Testing the model

In order to test the generalization performance of the model, we calculate the mean squared error on the test data:

In [11]: y_pred = linreg.predict(X_test)
In [12]: metrics.mean_squared_error(y_test, y_pred)
Out[12]: 15.010997321630166

We note that the mean squared error is a little lower on the test set than the training set. This is good news, as we care mostly about the test error. However, from these numbers, it is really hard to understand how good the model really is. Perhaps it's better to plot the data:

In [13]: plt.figure(figsize=(10, 6))
...      plt.plot(y_test, linewidth=3, label='ground truth')
...      plt.plot(y_pred, linewidth=3, label='predicted')
...      plt.legend(loc='best')
...      plt.xlabel('test data points')
...      plt.ylabel('target value')
Out[13]: <matplotlib.text.Text at 0x7ff46783c7b8>

This produces the following figure:

This makes more sense! Here we see the ground truth housing prices for all test samples in blue and our predicted housing prices in red.

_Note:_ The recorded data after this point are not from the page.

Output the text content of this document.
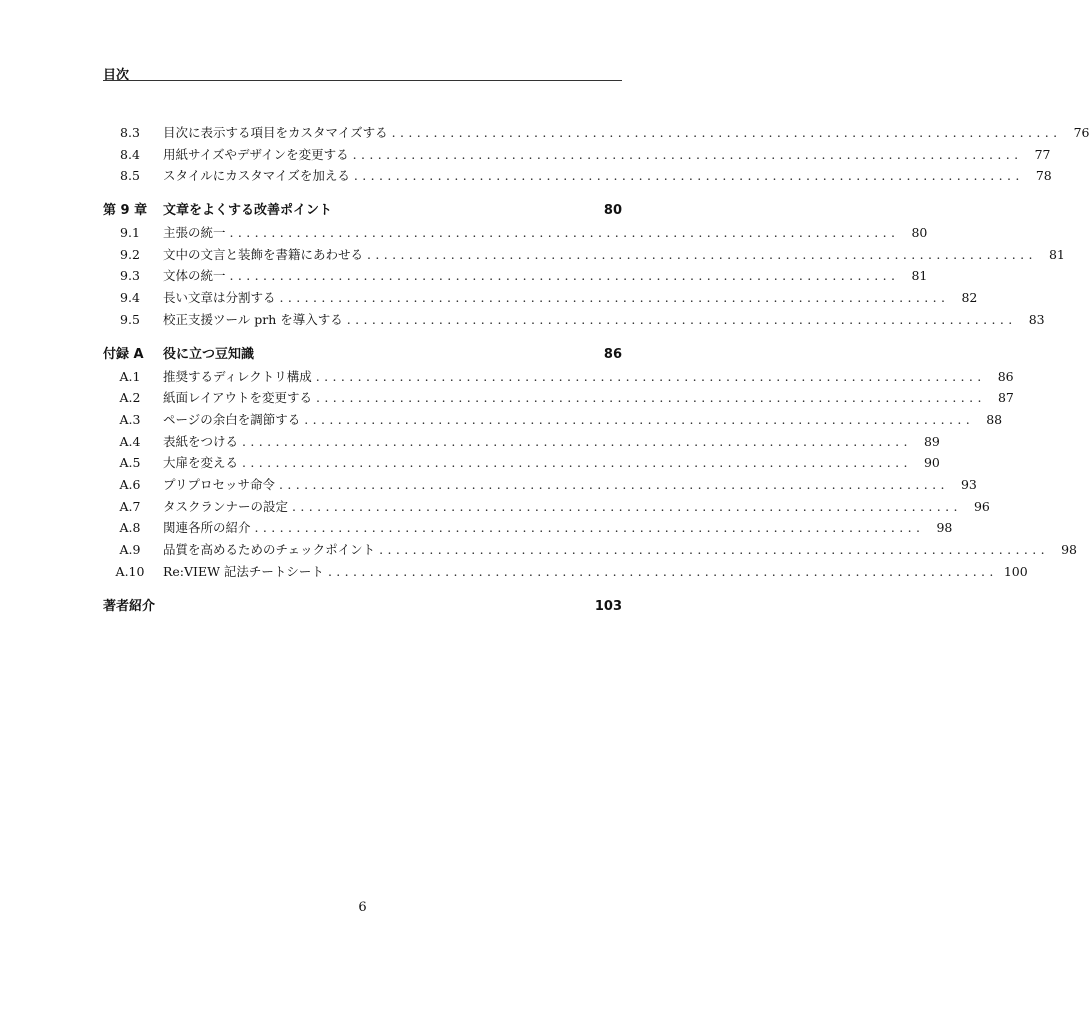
目次
8.3	目次に表示する項目をカスタマイズする ................................................................................ 76
8.4	用紙サイズやデザインを変更する ................................................................................ 77
8.5	スタイルにカスタマイズを加える ................................................................................ 78
第 9 章	文章をよくする改善ポイント	80
9.1	主張の統一 ................................................................................ 80
9.2	文中の文言と装飾を書籍にあわせる ................................................................................ 81
9.3	文体の統一 ................................................................................ 81
9.4	長い文章は分割する ................................................................................ 82
9.5	校正支援ツール prh を導入する ................................................................................ 83
付録 A	役に立つ豆知識	86
A.1	推奨するディレクトリ構成 ................................................................................ 86
A.2	紙面レイアウトを変更する ................................................................................ 87
A.3	ページの余白を調節する ................................................................................ 88
A.4	表紙をつける ................................................................................ 89
A.5	大扉を変える ................................................................................ 90
A.6	プリプロセッサ命令 ................................................................................ 93
A.7	タスクランナーの設定 ................................................................................ 96
A.8	関連各所の紹介 ................................................................................ 98
A.9	品質を高めるためのチェックポイント ................................................................................ 98
A.10	Re:VIEW 記法チートシート ................................................................................ 100
著者紹介	103
6
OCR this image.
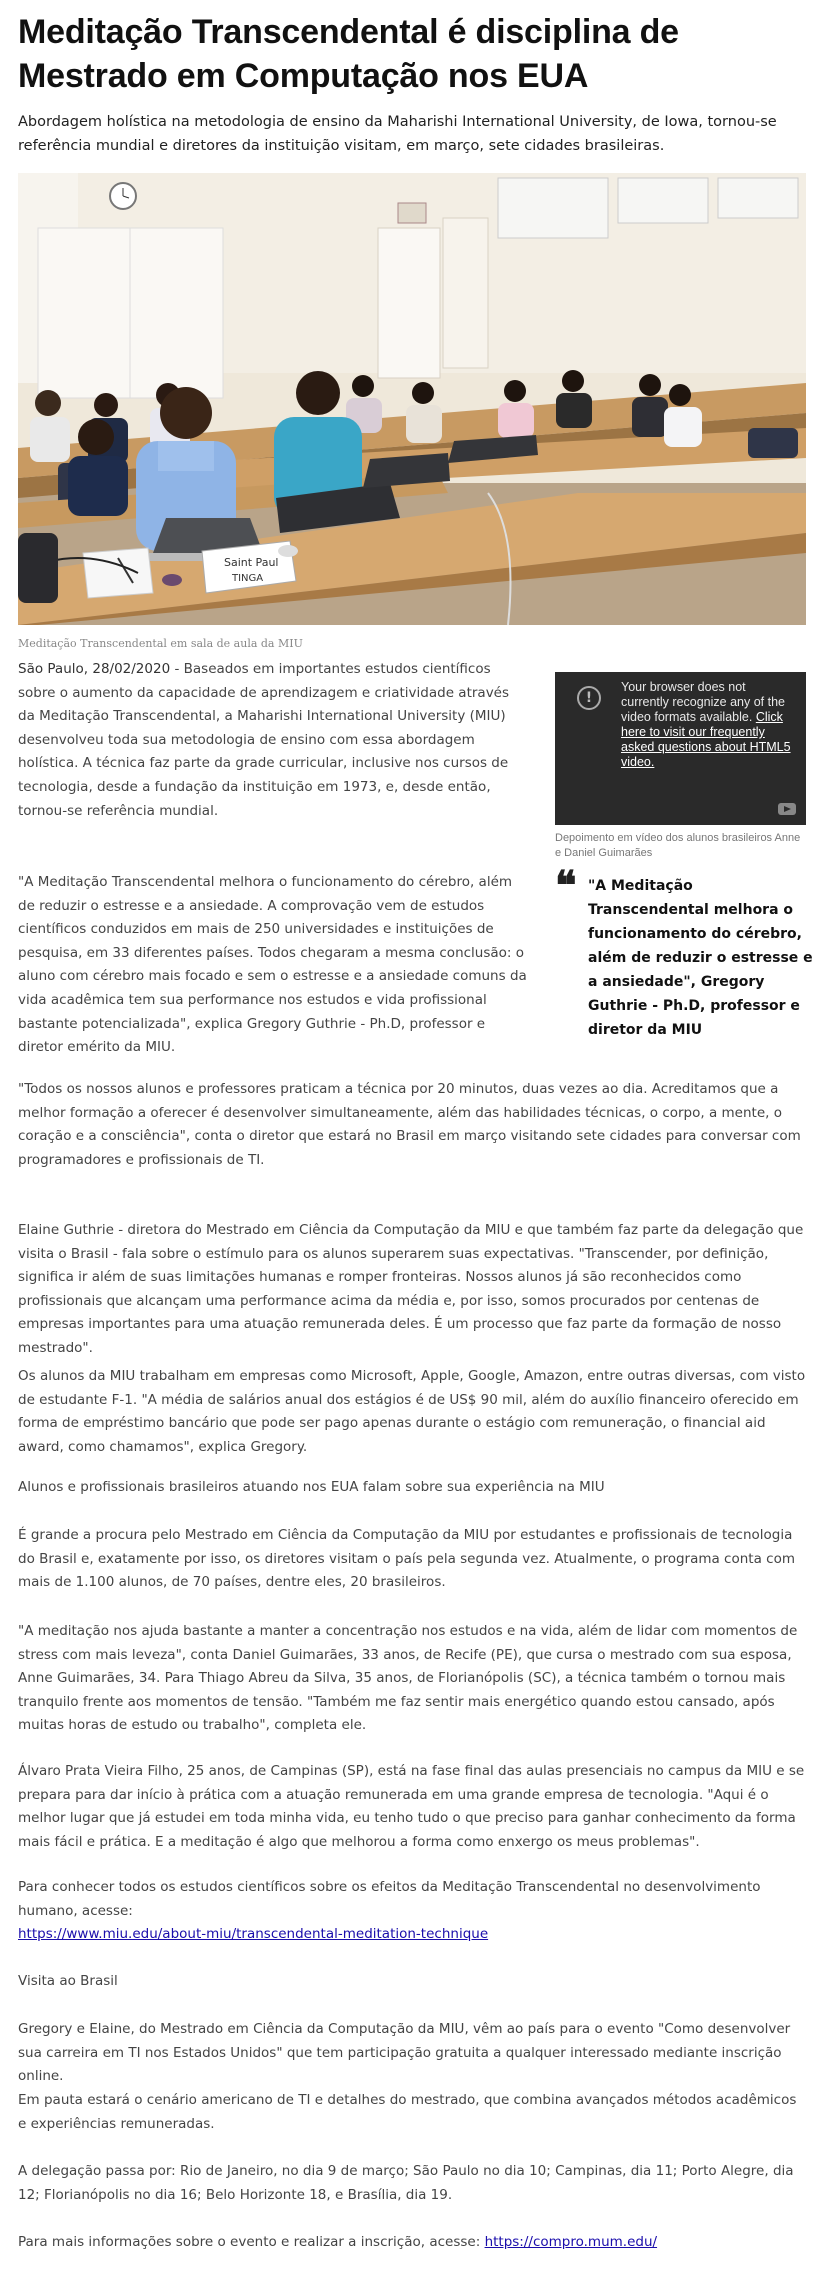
Meditação Transcendental é disciplina de Mestrado em Computação nos EUA

Abordagem holística na metodologia de ensino da Maharishi International University, de Iowa, tornou-se referência mundial e diretores da instituição visitam, em março, sete cidades brasileiras.

Saint Paul
TINGA
Meditação Transcendental em sala de aula da MIU

São Paulo, 28/02/2020 - Baseados em importantes estudos científicos sobre o aumento da capacidade de aprendizagem e criatividade através da Meditação Transcendental, a Maharishi International University (MIU) desenvolveu toda sua metodologia de ensino com essa abordagem holística. A técnica faz parte da grade curricular, inclusive nos cursos de tecnologia, desde a fundação da instituição em 1973, e, desde então, tornou-se referência mundial.

!
Your browser does not currently recognize any of the video formats available. Click here to visit our frequently asked questions about HTML5 video.
Depoimento em vídeo dos alunos brasileiros Anne e Daniel Guimarães

"A Meditação Transcendental melhora o funcionamento do cérebro, além de reduzir o estresse e a ansiedade. A comprovação vem de estudos científicos conduzidos em mais de 250 universidades e instituições de pesquisa, em 33 diferentes países. Todos chegaram a mesma conclusão: o aluno com cérebro mais focado e sem o estresse e a ansiedade comuns da vida acadêmica tem sua performance nos estudos e vida profissional bastante potencializada", explica Gregory Guthrie - Ph.D, professor e diretor emérito da MIU.

❝ "A Meditação Transcendental melhora o funcionamento do cérebro, além de reduzir o estresse e a ansiedade", Gregory Guthrie - Ph.D, professor e diretor da MIU

"Todos os nossos alunos e professores praticam a técnica por 20 minutos, duas vezes ao dia. Acreditamos que a melhor formação a oferecer é desenvolver simultaneamente, além das habilidades técnicas, o corpo, a mente, o coração e a consciência", conta o diretor que estará no Brasil em março visitando sete cidades para conversar com programadores e profissionais de TI.

Elaine Guthrie - diretora do Mestrado em Ciência da Computação da MIU e que também faz parte da delegação que visita o Brasil - fala sobre o estímulo para os alunos superarem suas expectativas. "Transcender, por definição, significa ir além de suas limitações humanas e romper fronteiras. Nossos alunos já são reconhecidos como profissionais que alcançam uma performance acima da média e, por isso, somos procurados por centenas de empresas importantes para uma atuação remunerada deles. É um processo que faz parte da formação de nosso mestrado".

Os alunos da MIU trabalham em empresas como Microsoft, Apple, Google, Amazon, entre outras diversas, com visto de estudante F-1. "A média de salários anual dos estágios é de US$ 90 mil, além do auxílio financeiro oferecido em forma de empréstimo bancário que pode ser pago apenas durante o estágio com remuneração, o financial aid award, como chamamos", explica Gregory.

Alunos e profissionais brasileiros atuando nos EUA falam sobre sua experiência na MIU

É grande a procura pelo Mestrado em Ciência da Computação da MIU por estudantes e profissionais de tecnologia do Brasil e, exatamente por isso, os diretores visitam o país pela segunda vez. Atualmente, o programa conta com mais de 1.100 alunos, de 70 países, dentre eles, 20 brasileiros.

"A meditação nos ajuda bastante a manter a concentração nos estudos e na vida, além de lidar com momentos de stress com mais leveza", conta Daniel Guimarães, 33 anos, de Recife (PE), que cursa o mestrado com sua esposa, Anne Guimarães, 34. Para Thiago Abreu da Silva, 35 anos, de Florianópolis (SC), a técnica também o tornou mais tranquilo frente aos momentos de tensão. "Também me faz sentir mais energético quando estou cansado, após muitas horas de estudo ou trabalho", completa ele.

Álvaro Prata Vieira Filho, 25 anos, de Campinas (SP), está na fase final das aulas presenciais no campus da MIU e se prepara para dar início à prática com a atuação remunerada em uma grande empresa de tecnologia. "Aqui é o melhor lugar que já estudei em toda minha vida, eu tenho tudo o que preciso para ganhar conhecimento da forma mais fácil e prática. E a meditação é algo que melhorou a forma como enxergo os meus problemas".

Para conhecer todos os estudos científicos sobre os efeitos da Meditação Transcendental no desenvolvimento humano, acesse:
https://www.miu.edu/about-miu/transcendental-meditation-technique

Visita ao Brasil

Gregory e Elaine, do Mestrado em Ciência da Computação da MIU, vêm ao país para o evento "Como desenvolver sua carreira em TI nos Estados Unidos" que tem participação gratuita a qualquer interessado mediante inscrição online.

Em pauta estará o cenário americano de TI e detalhes do mestrado, que combina avançados métodos acadêmicos e experiências remuneradas.

A delegação passa por: Rio de Janeiro, no dia 9 de março; São Paulo no dia 10; Campinas, dia 11; Porto Alegre, dia 12; Florianópolis no dia 16; Belo Horizonte 18, e Brasília, dia 19.

Para mais informações sobre o evento e realizar a inscrição, acesse: https://compro.mum.edu/
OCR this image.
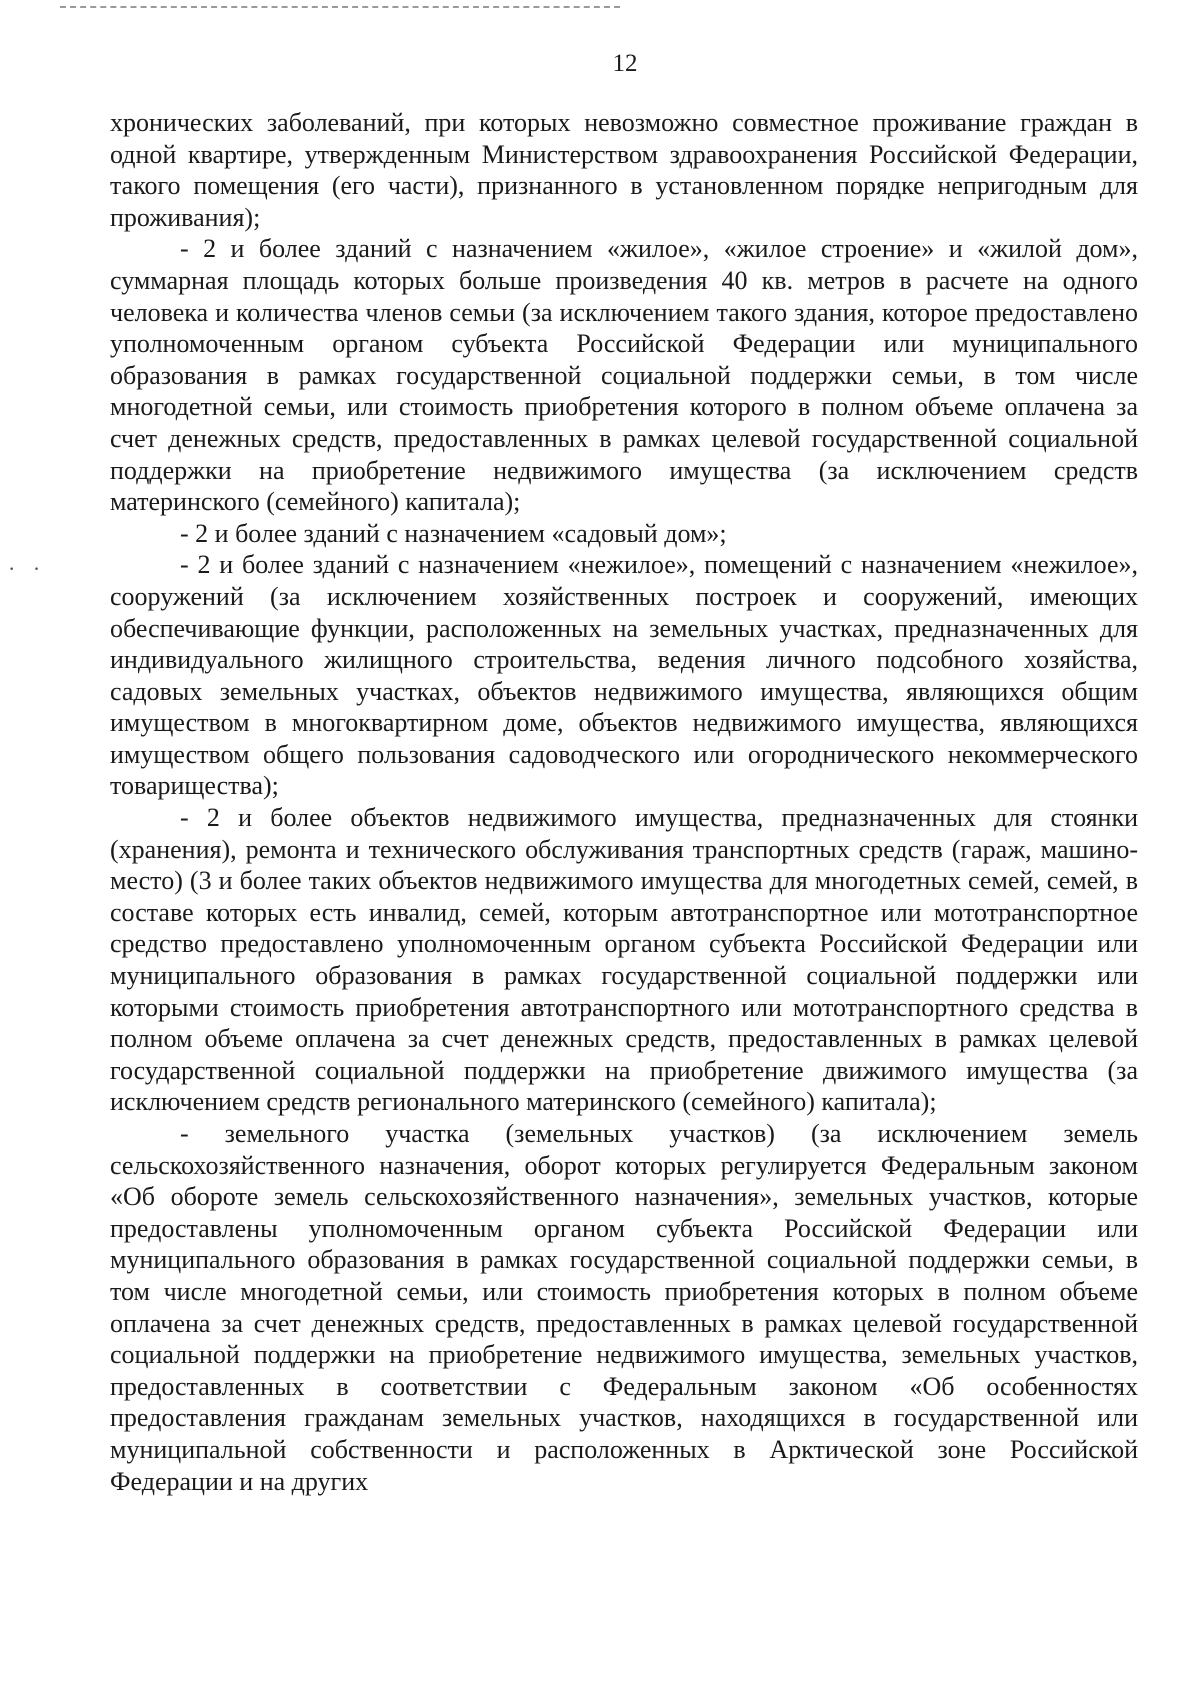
· ·
12

хронических заболеваний, при которых невозможно совместное проживание граждан в одной квартире, утвержденным Министерством здравоохранения Российской Федерации, такого помещения (его части), признанного в установленном порядке непригодным для проживания);

- 2 и более зданий с назначением «жилое», «жилое строение» и «жилой дом», суммарная площадь которых больше произведения 40 кв. метров в расчете на одного человека и количества членов семьи (за исключением такого здания, которое предоставлено уполномоченным органом субъекта Российской Федерации или муниципального образования в рамках государственной социальной поддержки семьи, в том числе многодетной семьи, или стоимость приобретения которого в полном объеме оплачена за счет денежных средств, предоставленных в рамках целевой государственной социальной поддержки на приобретение недвижимого имущества (за исключением средств материнского (семейного) капитала);

- 2 и более зданий с назначением «садовый дом»;

- 2 и более зданий с назначением «нежилое», помещений с назначением «нежилое», сооружений (за исключением хозяйственных построек и сооружений, имеющих обеспечивающие функции, расположенных на земельных участках, предназначенных для индивидуального жилищного строительства, ведения личного подсобного хозяйства, садовых земельных участках, объектов недвижимого имущества, являющихся общим имуществом в многоквартирном доме, объектов недвижимого имущества, являющихся имуществом общего пользования садоводческого или огороднического некоммерческого товарищества);

- 2 и более объектов недвижимого имущества, предназначенных для стоянки (хранения), ремонта и технического обслуживания транспортных средств (гараж, машино-место) (3 и более таких объектов недвижимого имущества для многодетных семей, семей, в составе которых есть инвалид, семей, которым автотранспортное или мототранспортное средство предоставлено уполномоченным органом субъекта Российской Федерации или муниципального образования в рамках государственной социальной поддержки или которыми стоимость приобретения автотранспортного или мототранспортного средства в полном объеме оплачена за счет денежных средств, предоставленных в рамках целевой государственной социальной поддержки на приобретение движимого имущества (за исключением средств регионального материнского (семейного) капитала);

- земельного участка (земельных участков) (за исключением земель сельскохозяйственного назначения, оборот которых регулируется Федеральным законом «Об обороте земель сельскохозяйственного назначения», земельных участков, которые предоставлены уполномоченным органом субъекта Российской Федерации или муниципального образования в рамках государственной социальной поддержки семьи, в том числе многодетной семьи, или стоимость приобретения которых в полном объеме оплачена за счет денежных средств, предоставленных в рамках целевой государственной социальной поддержки на приобретение недвижимого имущества, земельных участков, предоставленных в соответствии с Федеральным законом «Об особенностях предоставления гражданам земельных участков, находящихся в государственной или муниципальной собственности и расположенных в Арктической зоне Российской Федерации и на других
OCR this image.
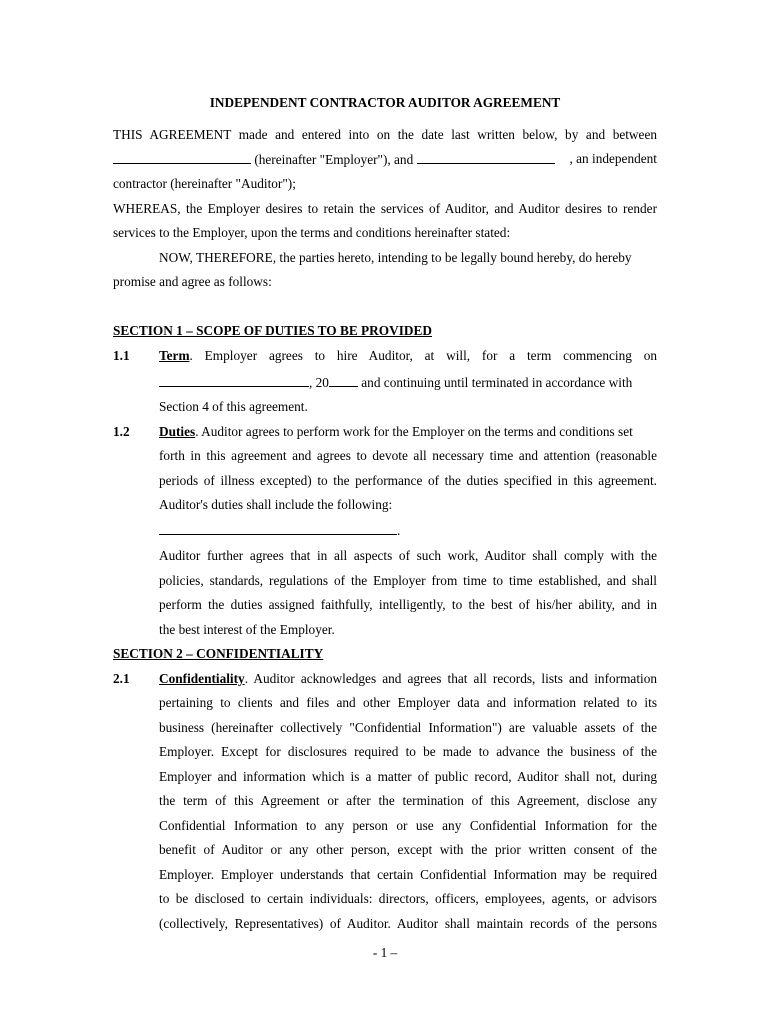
INDEPENDENT CONTRACTOR AUDITOR AGREEMENT
THIS AGREEMENT made and entered into on the date last written below, by and between
(hereinafter "Employer"), and	, an independent
contractor (hereinafter "Auditor");
WHEREAS, the Employer desires to retain the services of Auditor, and Auditor desires to render
services to the Employer, upon the terms and conditions hereinafter stated:
NOW, THEREFORE, the parties hereto, intending to be legally bound hereby, do hereby
promise and agree as follows:
SECTION 1 – SCOPE OF DUTIES TO BE PROVIDED
1.1 Term. Employer agrees to hire Auditor, at will, for a term commencing on
, 20 and continuing until terminated in accordance with
Section 4 of this agreement.
1.2 Duties. Auditor agrees to perform work for the Employer on the terms and conditions set
forth in this agreement and agrees to devote all necessary time and attention (reasonable
periods of illness excepted) to the performance of the duties specified in this agreement.
Auditor's duties shall include the following:
.
Auditor further agrees that in all aspects of such work, Auditor shall comply with the
policies, standards, regulations of the Employer from time to time established, and shall
perform the duties assigned faithfully, intelligently, to the best of his/her ability, and in
the best interest of the Employer.
SECTION 2 – CONFIDENTIALITY
2.1 Confidentiality. Auditor acknowledges and agrees that all records, lists and information
pertaining to clients and files and other Employer data and information related to its
business (hereinafter collectively "Confidential Information") are valuable assets of the
Employer. Except for disclosures required to be made to advance the business of the
Employer and information which is a matter of public record, Auditor shall not, during
the term of this Agreement or after the termination of this Agreement, disclose any
Confidential Information to any person or use any Confidential Information for the
benefit of Auditor or any other person, except with the prior written consent of the
Employer. Employer understands that certain Confidential Information may be required
to be disclosed to certain individuals: directors, officers, employees, agents, or advisors
(collectively, Representatives) of Auditor. Auditor shall maintain records of the persons
- 1 –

Pretty close, if you ask me. It is interesting to note though that the model tends to be off the most for really high or really low housing prices, such as the peak values of data point 12, 18, and 42. We can formalize the amount of variance in the data that we were able to explain by calculating R squared:

In [14]: plt.plot(y_test, y_pred, 'o')
...      plt.plot([-10, 60], [-10, 60], 'k--')
...      plt.axis([-10, 60, -10, 60])
...      plt.xlabel('ground truth')
...      plt.ylabel('predicted')

This will plot the ground truth prices, y_test, on the x axis, and our predictions, y_pred, on the y axis. We also plot a diagonal line for reference (using a black dashed line, 'k--'), as we will see soon. But we also want to display the R² score and mean squared error in a text box:

...      scorestr = r'R$^2$ = %.3f' % linreg.score(X_test, y_test)
...      errstr = 'MSE = %.3f' % metrics.mean_squared_error(y_test, y_pred)
...      plt.text(-5, 50, scorestr, fontsize=12)
...      plt.text(-5, 45, errstr, fontsize=12)
Out[14]: <matplotlib.text.Text at 0x7ff4642d0400>

This will produce the following figure, and is a professional way of plotting a model fit:

If our model was perfect, then all data points would lie on the dashed diagonal, since y_pred would always be equal to y_true. Deviations from the diagonal indicate that the model made some errors, or that there is some variance in the data that the model was not able to explain. Indeed, R2 indicates that we were able to explain 76 percent of the scatter in the data, with a mean squared error of 15.011. These are some hard numbers we can use to compare the linear regression model to some more complicated ones.